Em outras palavras, com uma consciência auto-reflexiva, somos agraciados com a


capacidade de escolha - de fazer um balanço do que estamos fazendo e mudar de
direção, se preciso. Podemos ter dependido por eons de vidas principalmente do
instinto, como outras formas de vida, mas agora finalmente nos é concedida a
capacidade de considerar e julgar e escolher.

Tecendo nossos circuitos neurais, sempre complexos no milagre da autoconsciência, a


vida anseia através de nós pela capacidade de conhecer e agir e falar em nome de um
todo maior. Agora chegou o momento em que, por nossa própria decisão, podemos
entrar conscientemente presentes nessa dança.

Em tempos de turbulência e perigo, a gratidão ajuda a nos firmar e fundamentar. Ela


nos traz à presença, e nossa presença plena é talvez a melhor oferta que podemos fazer
ao nosso mundo.

Na prática budista, essa primeira reflexão sobre a preciosidade da vida humana é


imediatamente seguida por uma segunda, que é sobre a sua brevidade, quão breve ela
é. "A morte é certa; a hora da morte e como iremos morrer é incerto." E essa reflexão
nos desperta para o dom do momento presente - para aproveitar esta oportunidade
irrepetível de estarmos vivos - agora mesmo.

Que nosso mundo está em crise - ao ponto de estar em questão a sobrevivência da vida
consciente na Terra - de forma alguma diminui a maravilha desse momento presente.

Portanto, o grande segredo aberto é esse: a gratidão não depende de nossas


circunstâncias externas. Não depende de gostarmos de onde estamos ou de
aprovarmos o que estamos enfrentando. Pelo contrário, a nós é concedido o grande
privilégio de termos disposição para participar, se quisermos, da Grande Mudança.
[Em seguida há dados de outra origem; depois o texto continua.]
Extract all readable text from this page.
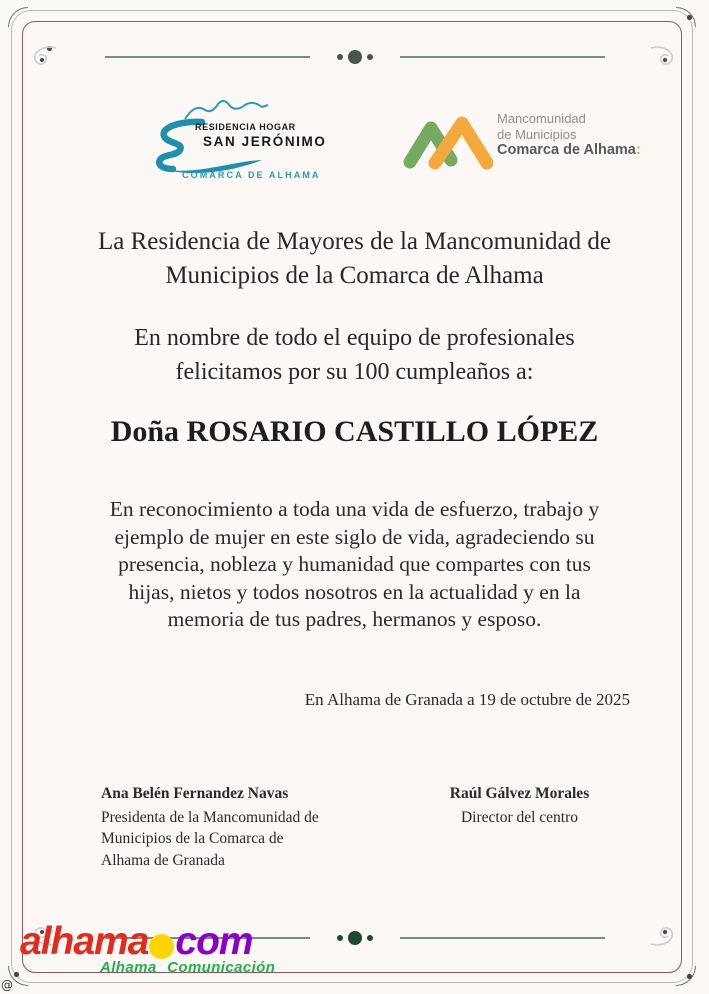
RESIDENCIA HOGAR
SAN JERÓNIMO
COMARCA DE ALHAMA
Mancomunidad
de Municipios
Comarca de Alhama:
La Residencia de Mayores de la Mancomunidad de
Municipios de la Comarca de Alhama
En nombre de todo el equipo de profesionales
felicitamos por su 100 cumpleaños a:
Doña ROSARIO CASTILLO LÓPEZ
En reconocimiento a toda una vida de esfuerzo, trabajo y
ejemplo de mujer en este siglo de vida, agradeciendo su
presencia, nobleza y humanidad que compartes con tus
hijas, nietos y todos nosotros en la actualidad y en la
memoria de tus padres, hermanos y esposo.
En Alhama de Granada a 19 de octubre de 2025
Ana Belén Fernandez Navas
Presidenta de la Mancomunidad de
Municipios de la Comarca de
Alhama de Granada
Raúl Gálvez Morales
Director del centro
alhama com
Alhama Comunicación
@
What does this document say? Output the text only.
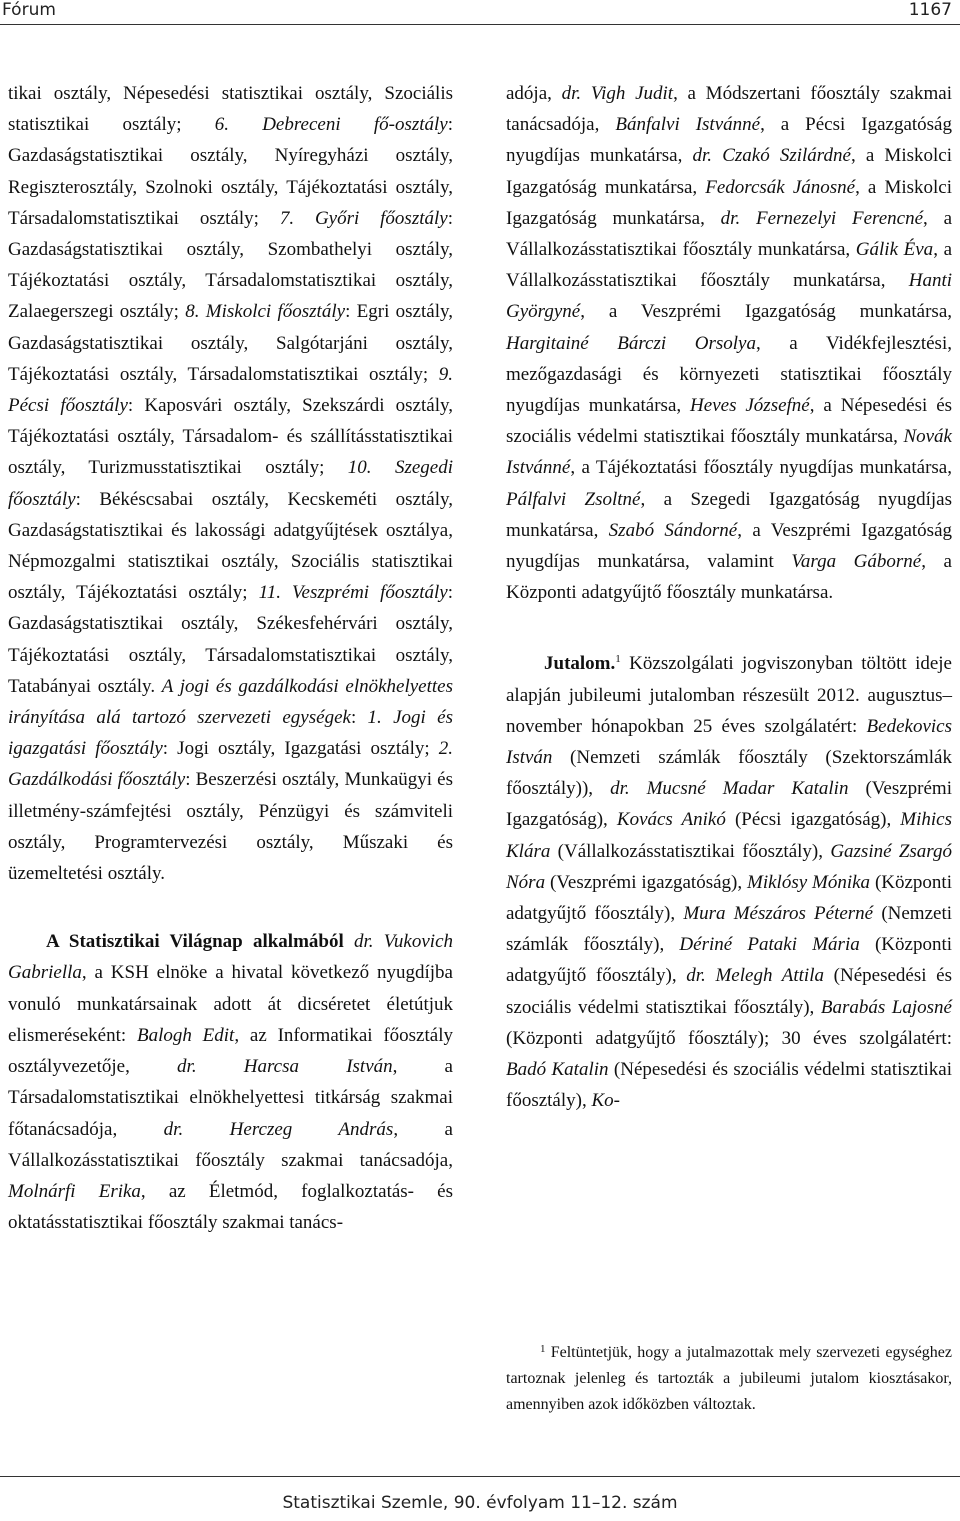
Fórum	1167

tikai osztály, Népesedési statisztikai osztály, Szociális statisztikai osztály; 6. Debreceni fő-osztály: Gazdaságstatisztikai osztály, Nyíregyházi osztály, Regiszterosztály, Szolnoki osztály, Tájékoztatási osztály, Társadalomstatisztikai osztály; 7. Győri főosztály: Gazdaságstatisztikai osztály, Szombathelyi osztály, Tájékoztatási osztály, Társadalomstatisztikai osztály, Zalaegerszegi osztály; 8. Miskolci főosztály: Egri osztály, Gazdaságstatisztikai osztály, Salgótarjáni osztály, Tájékoztatási osztály, Társadalomstatisztikai osztály; 9. Pécsi főosztály: Kaposvári osztály, Szekszárdi osztály, Tájékoztatási osztály, Társadalom- és szállításstatisztikai osztály, Turizmusstatisztikai osztály; 10. Szegedi főosztály: Békéscsabai osztály, Kecskeméti osztály, Gazdaságstatisztikai és lakossági adatgyűjtések osztálya, Népmozgalmi statisztikai osztály, Szociális statisztikai osztály, Tájékoztatási osztály; 11. Veszprémi főosztály: Gazdaságstatisztikai osztály, Székesfehérvári osztály, Tájékoztatási osztály, Társadalomstatisztikai osztály, Tatabányai osztály. A jogi és gazdálkodási elnökhelyettes irányítása alá tartozó szervezeti egységek: 1. Jogi és igazgatási főosztály: Jogi osztály, Igazgatási osztály; 2. Gazdálkodási főosztály: Beszerzési osztály, Munkaügyi és illetmény-számfejtési osztály, Pénzügyi és számviteli osztály, Programtervezési osztály, Műszaki és üzemeltetési osztály.

A Statisztikai Világnap alkalmából dr. Vukovich Gabriella, a KSH elnöke a hivatal következő nyugdíjba vonuló munkatársainak adott át dicséretet életútjuk elismeréseként: Balogh Edit, az Informatikai főosztály osztályvezetője, dr. Harcsa István, a Társadalomstatisztikai elnökhelyettesi titkárság szakmai főtanácsadója, dr. Herczeg András, a Vállalkozásstatisztikai főosztály szakmai tanácsadója, Molnárfi Erika, az Életmód, foglalkoztatás- és oktatásstatisztikai főosztály szakmai tanács-

adója, dr. Vigh Judit, a Módszertani főosztály szakmai tanácsadója, Bánfalvi Istvánné, a Pécsi Igazgatóság nyugdíjas munkatársa, dr. Czakó Szilárdné, a Miskolci Igazgatóság munkatársa, Fedorcsák Jánosné, a Miskolci Igazgatóság munkatársa, dr. Fernezelyi Ferencné, a Vállalkozásstatisztikai főosztály munkatársa, Gálik Éva, a Vállalkozásstatisztikai főosztály munkatársa, Hanti Györgyné, a Veszprémi Igazgatóság munkatársa, Hargitainé Bárczi Orsolya, a Vidékfejlesztési, mezőgazdasági és környezeti statisztikai főosztály nyugdíjas munkatársa, Heves Józsefné, a Népesedési és szociális védelmi statisztikai főosztály munkatársa, Novák Istvánné, a Tájékoztatási főosztály nyugdíjas munkatársa, Pálfalvi Zsoltné, a Szegedi Igazgatóság nyugdíjas munkatársa, Szabó Sándorné, a Veszprémi Igazgatóság nyugdíjas munkatársa, valamint Varga Gáborné, a Központi adatgyűjtő főosztály munkatársa.

Jutalom.$^1$ Közszolgálati jogviszonyban töltött ideje alapján jubileumi jutalomban részesült 2012. augusztus–november hónapokban 25 éves szolgálatért: Bedekovics István (Nemzeti számlák főosztály (Szektorszámlák főosztály)), dr. Mucsné Madar Katalin (Veszprémi Igazgatóság), Kovács Anikó (Pécsi igazgatóság), Mihics Klára (Vállalkozásstatisztikai főosztály), Gazsiné Zsargó Nóra (Veszprémi igazgatóság), Miklósy Mónika (Központi adatgyűjtő főosztály), Mura Mészáros Péterné (Nemzeti számlák főosztály), Dériné Pataki Mária (Központi adatgyűjtő főosztály), dr. Melegh Attila (Népesedési és szociális védelmi statisztikai főosztály), Barabás Lajosné (Központi adatgyűjtő főosztály); 30 éves szolgálatért: Badó Katalin (Népesedési és szociális védelmi statisztikai főosztály), Ko-

$^1$ Feltüntetjük, hogy a jutalmazottak mely szervezeti egységhez tartoznak jelenleg és tartozták a jubileumi jutalom kiosztásakor, amennyiben azok időközben változtak.
Statisztikai Szemle, 90. évfolyam 11–12. szám
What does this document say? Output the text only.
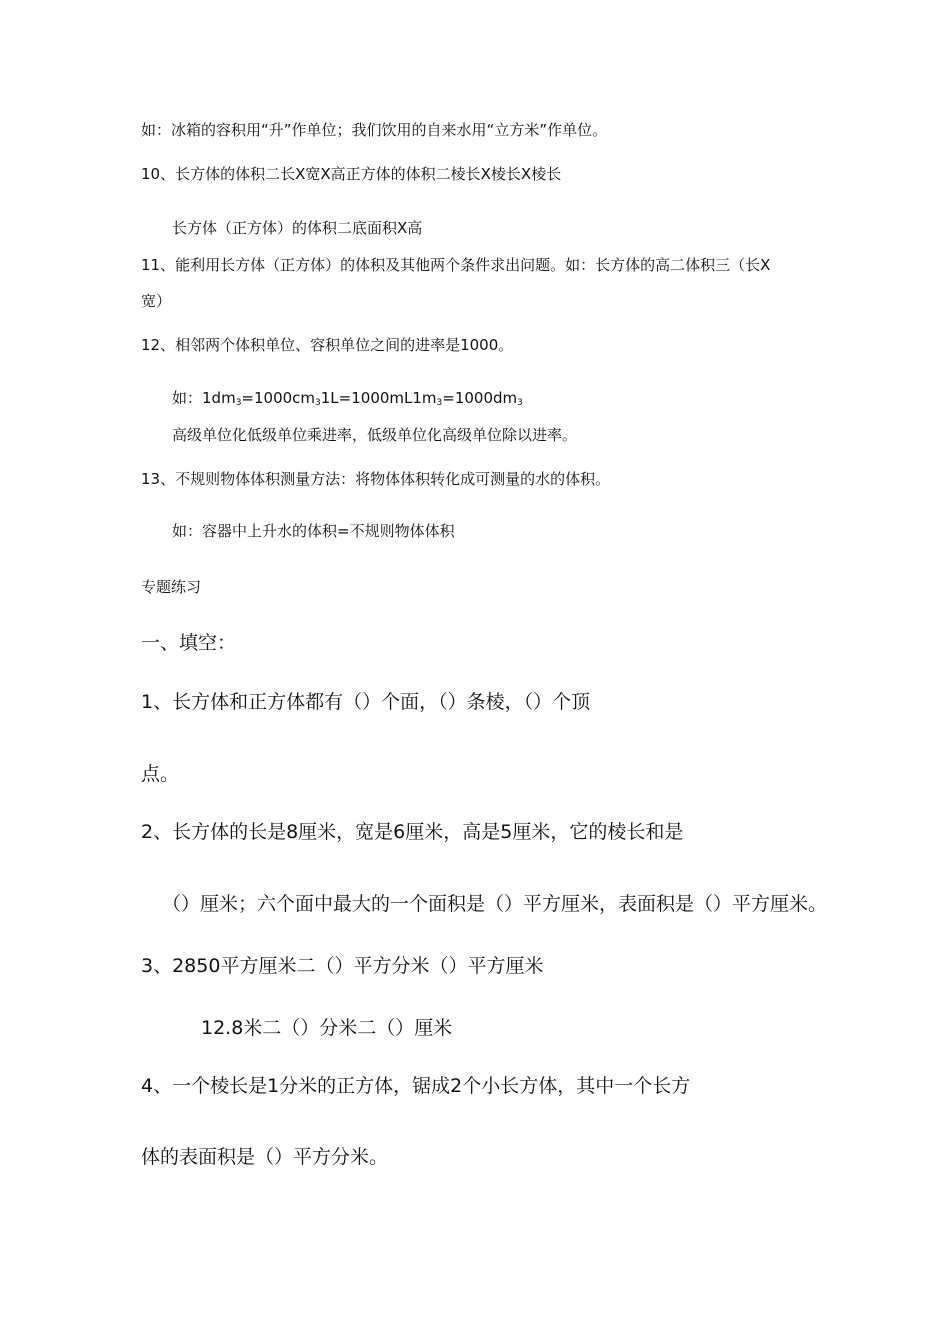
如：冰箱的容积用“升”作单位；我们饮用的自来水用“立方米”作单位。

10、长方体的体积二长X宽X高正方体的体积二棱长X棱长X棱长

长方体（正方体）的体积二底面积X高

11、能利用长方体（正方体）的体积及其他两个条件求出问题。如：长方体的高二体积三（长X

宽）

12、相邻两个体积单位、容积单位之间的进率是1000。

如：$1dm_3=1000cm_31L=1000mL1m_3=1000dm_3$

高级单位化低级单位乘进率，低级单位化高级单位除以进率。

13、不规则物体体积测量方法：将物体体积转化成可测量的水的体积。

如：容器中上升水的体积=不规则物体体积

专题练习

一、填空：

1、长方体和正方体都有（）个面，（）条棱，（）个顶

点。

2、长方体的长是8厘米，宽是6厘米，高是5厘米，它的棱长和是

（）厘米；六个面中最大的一个面积是（）平方厘米，表面积是（）平方厘米。

3、2850平方厘米二（）平方分米（）平方厘米

12.8米二（）分米二（）厘米

4、一个棱长是1分米的正方体，锯成2个小长方体，其中一个长方

体的表面积是（）平方分米。
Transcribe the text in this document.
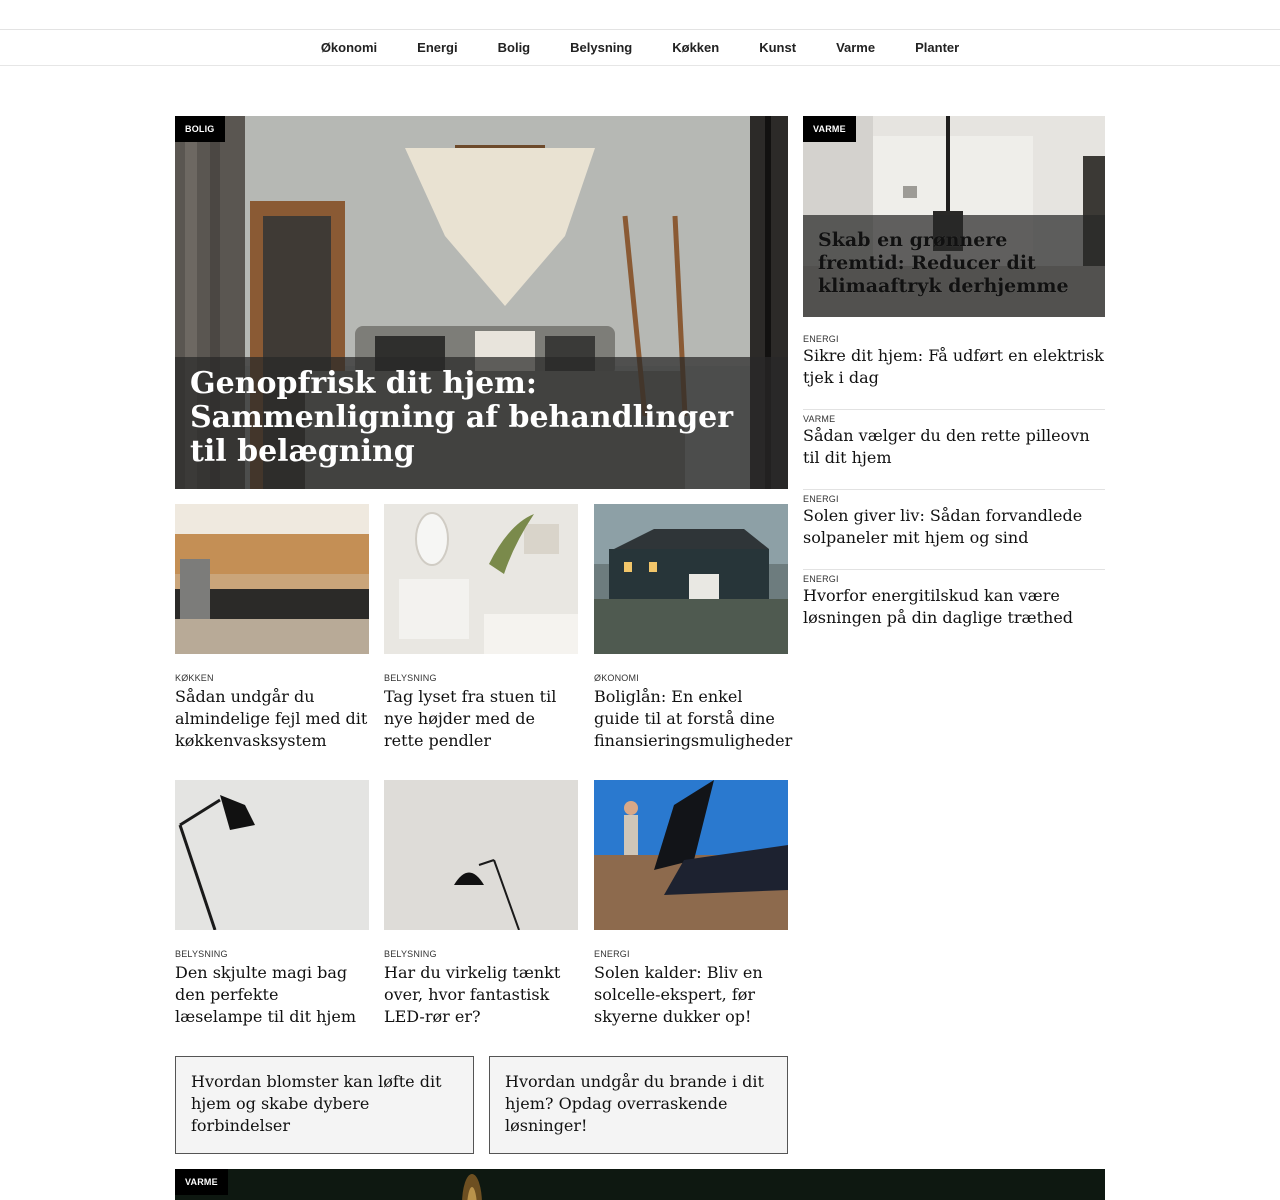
Økonomi	Energi	Bolig	Belysning	Køkken	Kunst	Varme	Planter
BOLIG
Genopfrisk dit hjem: Sammenligning af behandlinger til belægning
VARME
Skab en grønnere fremtid: Reducer dit klimaaftryk derhjemme
ENERGI
Sikre dit hjem: Få udført en elektrisk tjek i dag
VARME
Sådan vælger du den rette pilleovn til dit hjem
ENERGI
Solen giver liv: Sådan forvandlede solpaneler mit hjem og sind
ENERGI
Hvorfor energitilskud kan være løsningen på din daglige træthed
KØKKEN
Sådan undgår du almindelige fejl med dit køkkenvasksystem
BELYSNING
Tag lyset fra stuen til nye højder med de rette pendler
ØKONOMI
Boliglån: En enkel guide til at forstå dine finansieringsmuligheder
BELYSNING
Den skjulte magi bag den perfekte læselampe til dit hjem
BELYSNING
Har du virkelig tænkt over, hvor fantastisk LED-rør er?
ENERGI
Solen kalder: Bliv en solcelle-ekspert, før skyerne dukker op!
Hvordan blomster kan løfte dit hjem og skabe dybere forbindelser
Hvordan undgår du brande i dit hjem? Opdag overraskende løsninger!
VARME
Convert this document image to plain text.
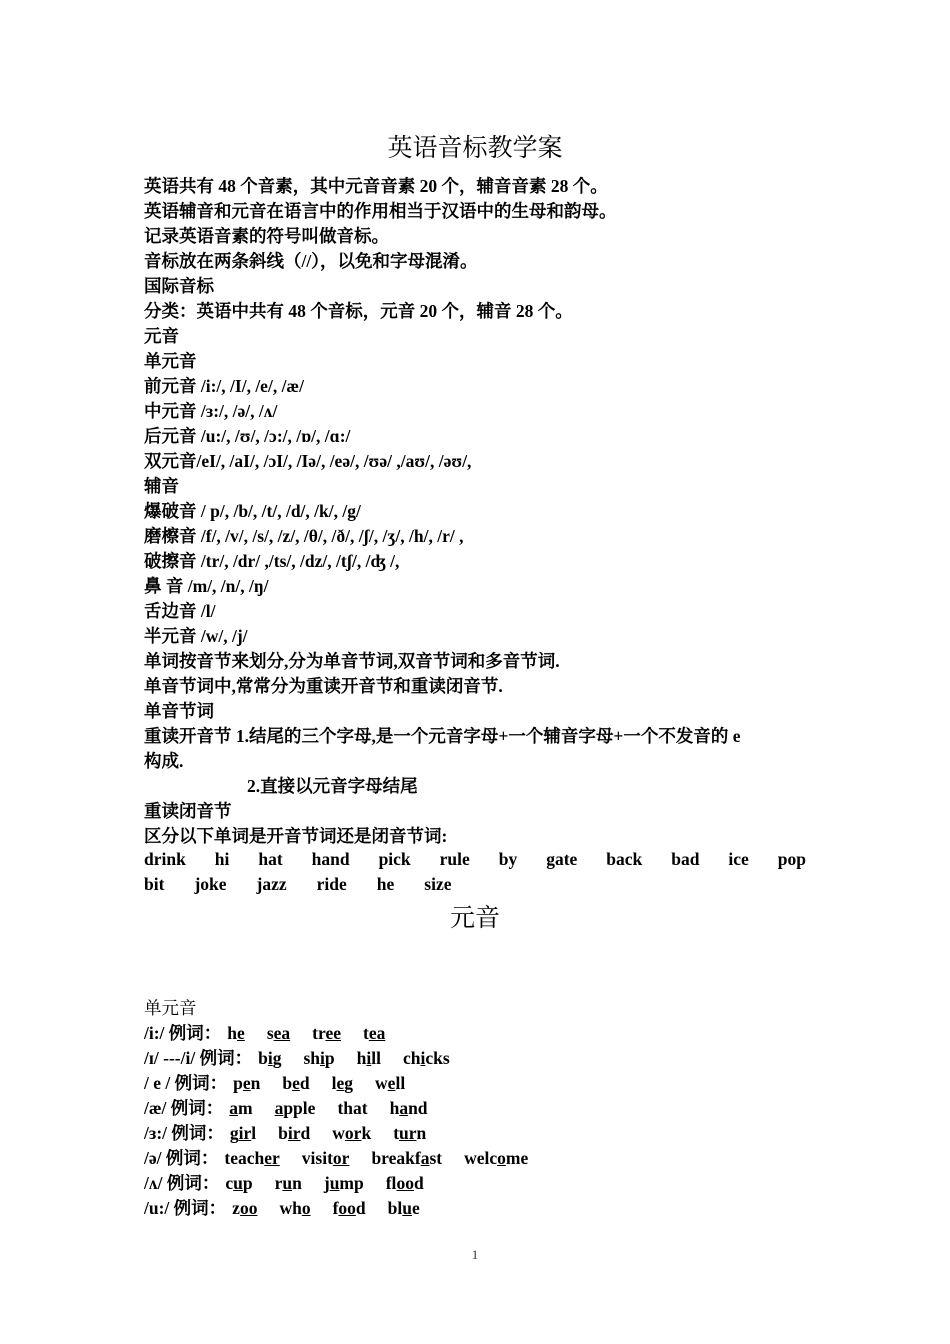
英语音标教学案
英语共有 48 个音素，其中元音音素 20 个，辅音音素 28 个。
英语辅音和元音在语言中的作用相当于汉语中的生母和韵母。
记录英语音素的符号叫做音标。
音标放在两条斜线（//），以免和字母混淆。
国际音标
分类：英语中共有 48 个音标，元音 20 个，辅音 28 个。
元音
单元音
前元音 /i:/, /I/, /e/, /æ/
中元音 /ɜ:/, /ə/, /ʌ/
后元音 /u:/, /ʊ/, /ɔ:/, /ɒ/, /ɑ:/
双元音/eI/, /aI/, /ɔI/, /Iə/, /eə/, /ʊə/ ,/aʊ/, /əʊ/,
辅音
爆破音 / p/, /b/, /t/, /d/, /k/, /g/
磨檫音 /f/, /v/, /s/, /z/, /θ/, /ð/, /ʃ/, /ʒ/, /h/, /r/ ,
破擦音 /tr/, /dr/ ,/ts/, /dz/, /tʃ/, /ʤ /,
鼻 音 /m/, /n/, /ŋ/
舌边音 /l/
半元音 /w/, /j/
单词按音节来划分,分为单音节词,双音节词和多音节词.
单音节词中,常常分为重读开音节和重读闭音节.
单音节词
重读开音节 1.结尾的三个字母,是一个元音字母+一个辅音字母+一个不发音的 e
构成.
2.直接以元音字母结尾
重读闭音节
区分以下单词是开音节词还是闭音节词:
drink hi hat hand pick rule by gate back bad ice pop
bit joke jazz ride he size
元音
单元音
/i:/ 例词： he sea tree tea
/ɪ/ ---/i/ 例词： big ship hill chicks
/ e / 例词： pen bed leg well
/æ/ 例词： am apple that hand
/ɜ:/ 例词： girl bird work turn
/ə/ 例词： teacher visitor breakfast welcome
/ʌ/ 例词： cup run jump flood
/u:/ 例词： zoo who food blue
1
Podemos permitir que as dificuldades desses tempos nos dêem toda força, sabedoria e
coragem que precisamos, para que a vida possa continuar.

A gratidão é politicamente subversiva em uma Sociedade de Crescimento Industrial.


Ela nos ajuda a nos inocularmos contra o consumismo do qual depende o capitalismo
corporativo. Ela serve como contrapeso à insatisfação com o que temos e somos, à ânsia
e à carência latejantes, inflamadas por nossa economia política.
A gratidão está no cerne da cultura indígena na Ilha Turtle (América do Norte). Entre os
Haudenosaunee em particular, isto é visto como um dever sagrado. No início de
praticamente todas as reuniões ou cerimônias, agradecimentos e saudações - "as
palavras que vêm antes de tudo" - são oferecidos a tudo o que dá vida: desde nosso
irmão mais velho, o sol, a água, os ventos, agradecem às plantas, aos animais e à avó
Lua.

Talvez esta prática possa nos ajudar a compreender o notável auto-respeito e dignidade
destes nativos, não derrotados por séculos de promessas quebradas e genocídio
cultural. Parece que a gratidão - e a dignidade e o auto-respeito que ela engendra - os
ajudou a sobreviver.

E isso é uma inspiração para todos nós ao enfrentarmos o Grande Desdobramento e o


sofrimento que ele traz. Há muito a ser feito, e o tempo é tão curto. Podemos
prosseguir, é claro, movidos pelo clamor desesperado e furioso. Mas as tarefas se
desenrolam mais fácil e produtivamente a partir de uma atitude de gratidão; isso nos
permite repousar em nossos potenciais mais profundos.